Aging is a major risk factor for impaired cardiovascular health, yet the cellular mechanisms underlying age-related cardiac dysfunction remain incompletely understood. Given the close anatomical and functional relationship between nerves and blood vessels, we investigated the impact of aging on the cardiac neurovascular interface. We found that aging leads to reduced ventricular nerve density and dysregulation of vascular-derived neuroregulatory signals, including downregulation of microRNA-145 (miR-145) and subsequent derepression of the neurorepulsive factor semaphorin-3A (Sema3a). Notably, deletion of miR-145 or endothelial overexpression of Sema3a recapitulated the aged-heart phenotype by reducing axon density. Importantly, we identified senescent cells as key contributors to this process:

their accumulation correlated with denervation, and their targeted removal reversed Sema3a expression, restored nerve density, improved cardiac autonomic regulation, and reduced electrical instability.

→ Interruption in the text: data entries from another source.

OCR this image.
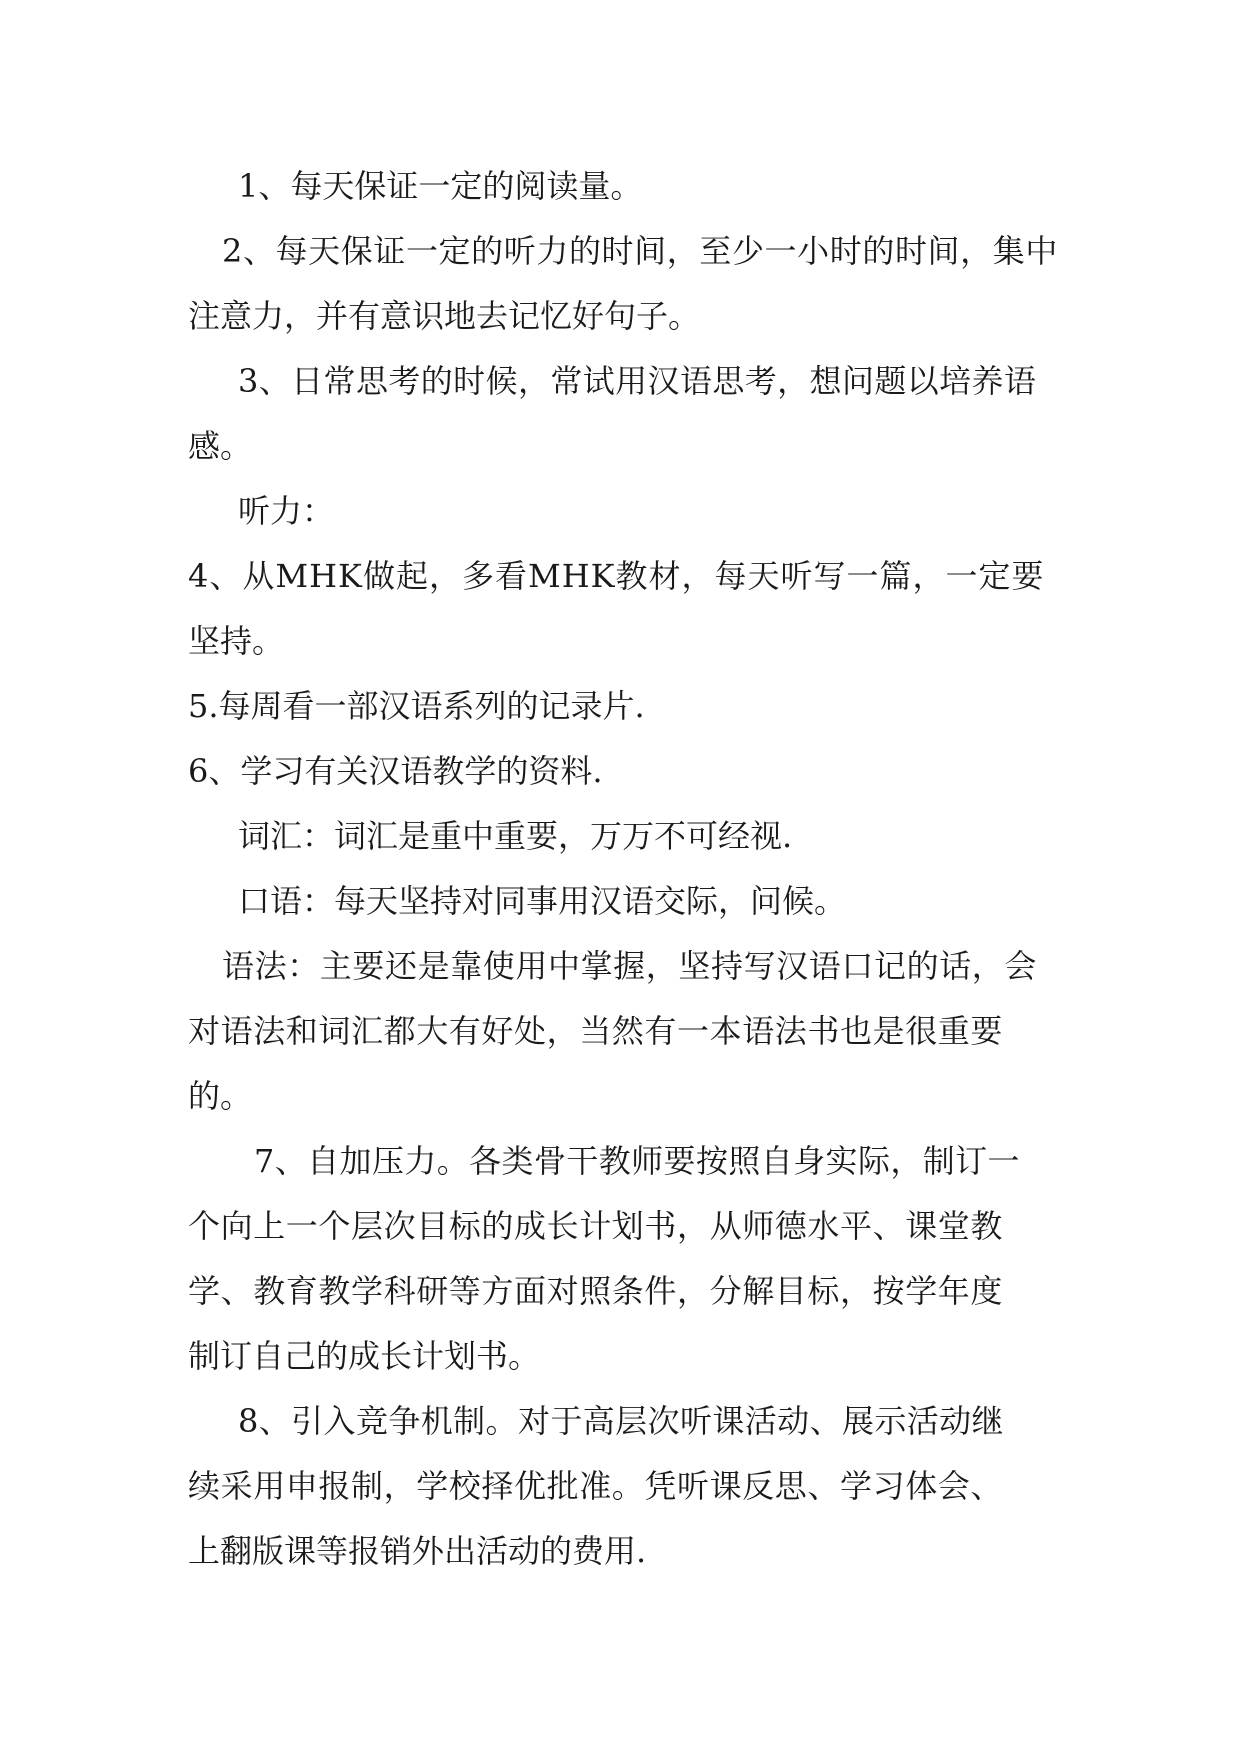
1、每天保证一定的阅读量。

2、每天保证一定的听力的时间，至少一小时的时间，集中

注意力，并有意识地去记忆好句子。

3、日常思考的时候，常试用汉语思考，想问题以培养语

感。

听力：

4、从MHK做起，多看MHK教材，每天听写一篇，一定要

坚持。

5.每周看一部汉语系列的记录片.

6、学习有关汉语教学的资料.

词汇：词汇是重中重要，万万不可经视.

口语：每天坚持对同事用汉语交际，问候。

语法：主要还是靠使用中掌握，坚持写汉语口记的话，会

对语法和词汇都大有好处，当然有一本语法书也是很重要

的。

7、自加压力。各类骨干教师要按照自身实际，制订一

个向上一个层次目标的成长计划书，从师德水平、课堂教

学、教育教学科研等方面对照条件，分解目标，按学年度

制订自己的成长计划书。

8、引入竞争机制。对于高层次听课活动、展示活动继

续采用申报制，学校择优批准。凭听课反思、学习体会、

上翻版课等报销外出活动的费用.
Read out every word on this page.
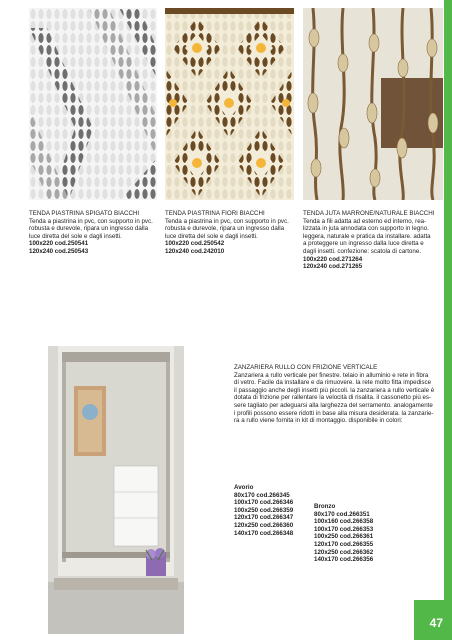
47
TENDA PIASTRINA SPIGATO BIACCHI
Tenda a piastrina in pvc, con supporto in pvc.
robusta e durevole, ripara un ingresso dalla
luce diretta del sole e dagli insetti.
100x220 cod.250541
120x240 cod.250543
TENDA PIASTRINA FIORI BIACCHI
Tenda a piastrina in pvc, con supporto in pvc.
robusta e durevole, ripara un ingresso dalla
luce diretta del sole e dagli insetti.
100x220 cod.250542
120x240 cod.242010
TENDA JUTA MARRONE/NATURALE BIACCHI
Tenda a fili adatta ad esterno ed interno, rea-
lizzata in juta annodata con supporto in legno.
leggera, naturale e pratica da installare. adatta
a proteggere un ingresso dalla luce diretta e
dagli insetti. confezione: scatola di cartone.
100x220 cod.271264
120x240 cod.271265
ZANZARIERA RULLO CON FRIZIONE VERTICALE
Zanzariera a rullo verticale per finestre. telaio in alluminio e rete in fibra
di vetro. Facile da installare e da rimuovere. la rete molto fitta impedisce
il passaggio anche degli insetti più piccoli. la zanzariera a rullo verticale è
dotata di frizione per rallentare la velocità di risalita. il cassonetto più es-
sere tagliato per adeguarsi alla larghezza del serramento. analogamente
i profili possono essere ridotti in base alla misura desiderata. la zanzarie-
ra a rullo viene fornita in kit di montaggio. disponibile in colori:
Avorio
80x170 cod.266345
100x170 cod.266346
100x250 cod.266359
120x170 cod.266347
120x250 cod.266360
140x170 cod.266348
Bronzo
80x170 cod.266351
100x160 cod.266358
100x170 cod.266353
100x250 cod.266361
120x170 cod.266355
120x250 cod.266362
140x170 cod.266356
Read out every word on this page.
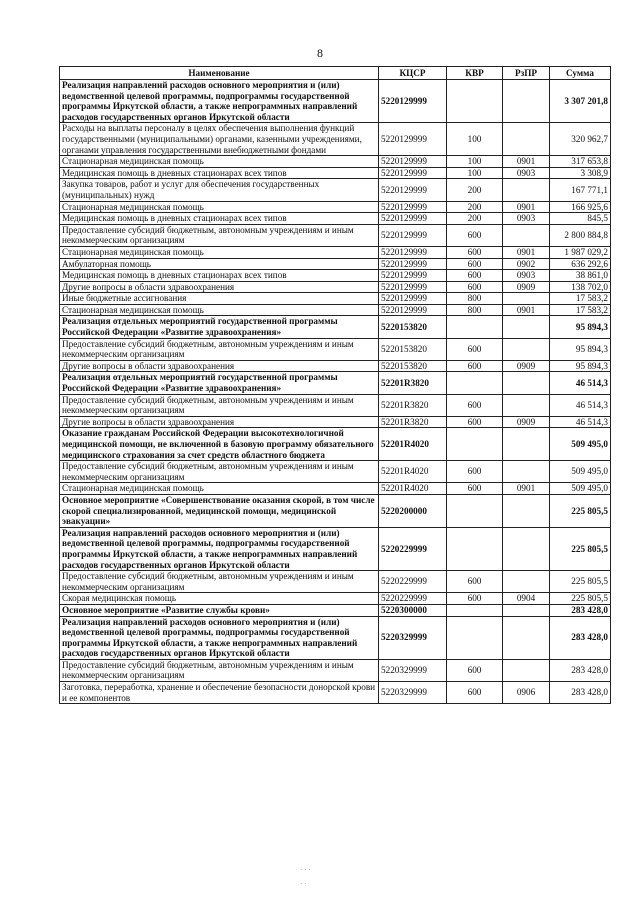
8
Наименование	КЦСР	КВР	РзПР	Сумма
Реализация направлений расходов основного мероприятия и (или) ведомственной целевой программы, подпрограммы государственной программы Иркутской области, а также непрограммных направлений расходов государственных органов Иркутской области	5220129999			3 307 201,8
Расходы на выплаты персоналу в целях обеспечения выполнения функций государственными (муниципальными) органами, казенными учреждениями, органами управления государственными внебюджетными фондами	5220129999	100		320 962,7
Стационарная медицинская помощь	5220129999	100	0901	317 653,8
Медицинская помощь в дневных стационарах всех типов	5220129999	100	0903	3 308,9
Закупка товаров, работ и услуг для обеспечения государственных (муниципальных) нужд	5220129999	200		167 771,1
Стационарная медицинская помощь	5220129999	200	0901	166 925,6
Медицинская помощь в дневных стационарах всех типов	5220129999	200	0903	845,5
Предоставление субсидий бюджетным, автономным учреждениям и иным некоммерческим организациям	5220129999	600		2 800 884,8
Стационарная медицинская помощь	5220129999	600	0901	1 987 029,2
Амбулаторная помощь	5220129999	600	0902	636 292,6
Медицинская помощь в дневных стационарах всех типов	5220129999	600	0903	38 861,0
Другие вопросы в области здравоохранения	5220129999	600	0909	138 702,0
Иные бюджетные ассигнования	5220129999	800		17 583,2
Стационарная медицинская помощь	5220129999	800	0901	17 583,2
Реализация отдельных мероприятий государственной программы Российской Федерации «Развитие здравоохранения»	5220153820			95 894,3
Предоставление субсидий бюджетным, автономным учреждениям и иным некоммерческим организациям	5220153820	600		95 894,3
Другие вопросы в области здравоохранения	5220153820	600	0909	95 894,3
Реализация отдельных мероприятий государственной программы Российской Федерации «Развитие здравоохранения»	52201R3820			46 514,3
Предоставление субсидий бюджетным, автономным учреждениям и иным некоммерческим организациям	52201R3820	600		46 514,3
Другие вопросы в области здравоохранения	52201R3820	600	0909	46 514,3
Оказание гражданам Российской Федерации высокотехнологичной медицинской помощи, не включенной в базовую программу обязательного медицинского страхования за счет средств областного бюджета	52201R4020			509 495,0
Предоставление субсидий бюджетным, автономным учреждениям и иным некоммерческим организациям	52201R4020	600		509 495,0
Стационарная медицинская помощь	52201R4020	600	0901	509 495,0
Основное мероприятие «Совершенствование оказания скорой, в том числе скорой специализированной, медицинской помощи, медицинской эвакуации»	5220200000			225 805,5
Реализация направлений расходов основного мероприятия и (или) ведомственной целевой программы, подпрограммы государственной программы Иркутской области, а также непрограммных направлений расходов государственных органов Иркутской области	5220229999			225 805,5
Предоставление субсидий бюджетным, автономным учреждениям и иным некоммерческим организациям	5220229999	600		225 805,5
Скорая медицинская помощь	5220229999	600	0904	225 805,5
Основное мероприятие «Развитие службы крови»	5220300000			283 428,0
Реализация направлений расходов основного мероприятия и (или) ведомственной целевой программы, подпрограммы государственной программы Иркутской области, а также непрограммных направлений расходов государственных органов Иркутской области	5220329999			283 428,0
Предоставление субсидий бюджетным, автономным учреждениям и иным некоммерческим организациям	5220329999	600		283 428,0
Заготовка, переработка, хранение и обеспечение безопасности донорской крови и ее компонентов	5220329999	600	0906	283 428,0
· · ·
· ·
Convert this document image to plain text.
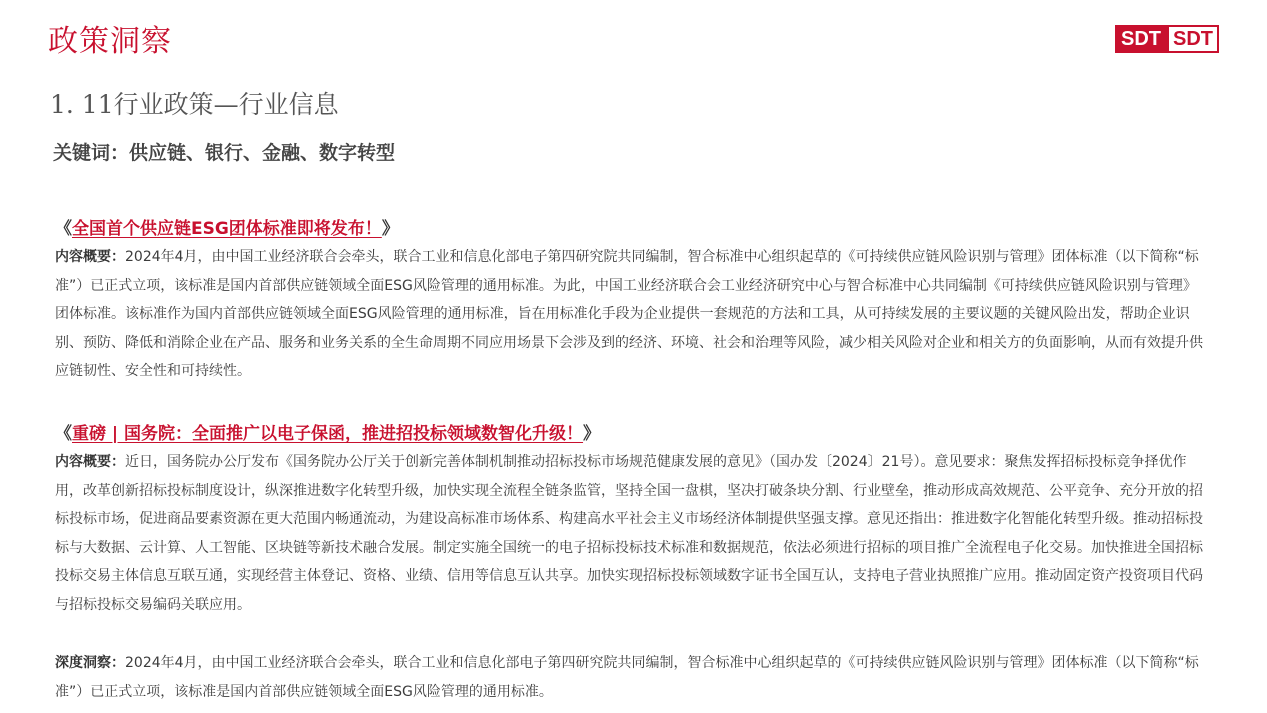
政策洞察	SDT SDT
1. 11行业政策—行业信息
关键词：供应链、银行、金融、数字转型
《全国首个供应链ESG团体标准即将发布！》
内容概要：2024年4月，由中国工业经济联合会牵头，联合工业和信息化部电子第四研究院共同编制，智合标准中心组织起草的《可持续供应链风险识别与管理》团体标准（以下简称“标准”）已正式立项，该标准是国内首部供应链领域全面ESG风险管理的通用标准。为此，中国工业经济联合会工业经济研究中心与智合标准中心共同编制《可持续供应链风险识别与管理》团体标准。该标准作为国内首部供应链领域全面ESG风险管理的通用标准，旨在用标准化手段为企业提供一套规范的方法和工具，从可持续发展的主要议题的关键风险出发，帮助企业识别、预防、降低和消除企业在产品、服务和业务关系的全生命周期不同应用场景下会涉及到的经济、环境、社会和治理等风险，减少相关风险对企业和相关方的负面影响，从而有效提升供应链韧性、安全性和可持续性。
《重磅 | 国务院：全面推广以电子保函，推进招投标领域数智化升级！》
内容概要：近日，国务院办公厅发布《国务院办公厅关于创新完善体制机制推动招标投标市场规范健康发展的意见》（国办发〔2024〕21号）。意见要求：聚焦发挥招标投标竞争择优作用，改革创新招标投标制度设计，纵深推进数字化转型升级，加快实现全流程全链条监管，坚持全国一盘棋，坚决打破条块分割、行业壁垒，推动形成高效规范、公平竞争、充分开放的招标投标市场，促进商品要素资源在更大范围内畅通流动，为建设高标准市场体系、构建高水平社会主义市场经济体制提供坚强支撑。意见还指出：推进数字化智能化转型升级。推动招标投标与大数据、云计算、人工智能、区块链等新技术融合发展。制定实施全国统一的电子招标投标技术标准和数据规范，依法必须进行招标的项目推广全流程电子化交易。加快推进全国招标投标交易主体信息互联互通，实现经营主体登记、资格、业绩、信用等信息互认共享。加快实现招标投标领域数字证书全国互认，支持电子营业执照推广应用。推动固定资产投资项目代码与招标投标交易编码关联应用。
深度洞察：2024年4月，由中国工业经济联合会牵头，联合工业和信息化部电子第四研究院共同编制，智合标准中心组织起草的《可持续供应链风险识别与管理》团体标准（以下简称“标准”）已正式立项，该标准是国内首部供应链领域全面ESG风险管理的通用标准。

These findings highlight cellular senescence as a critical mediator of neurovascular dysfunction in the aging heart and a potential therapeutic target for preserving cardiovascular health in the elderly.

Pasquale Maffia:

Chronic inflammation and immune dysregulation are now recognised as key contributors to the development and progression of cardiovascular diseases, including atherosclerosis, hypertension, and heart failure. This talk will explore recent advances in understanding the immune mechanisms driving these conditions, with a focus on how immune cells, particularly antigen-presenting cells and T lymphocytes, orchestrate pathological responses in the vasculature and the heart. Drawing from cutting-edge imaging techniques and translational studies, I will highlight how immune cell interactions shape cardiovascular pathology, and discuss emerging insights into the role of infection and inflammation in global cardiovascular health. Special attention will be given to how these mechanisms intersect with aging and senescence, offering novel  perspectives for therapeutic targeting in age-associated cardiovascular disease.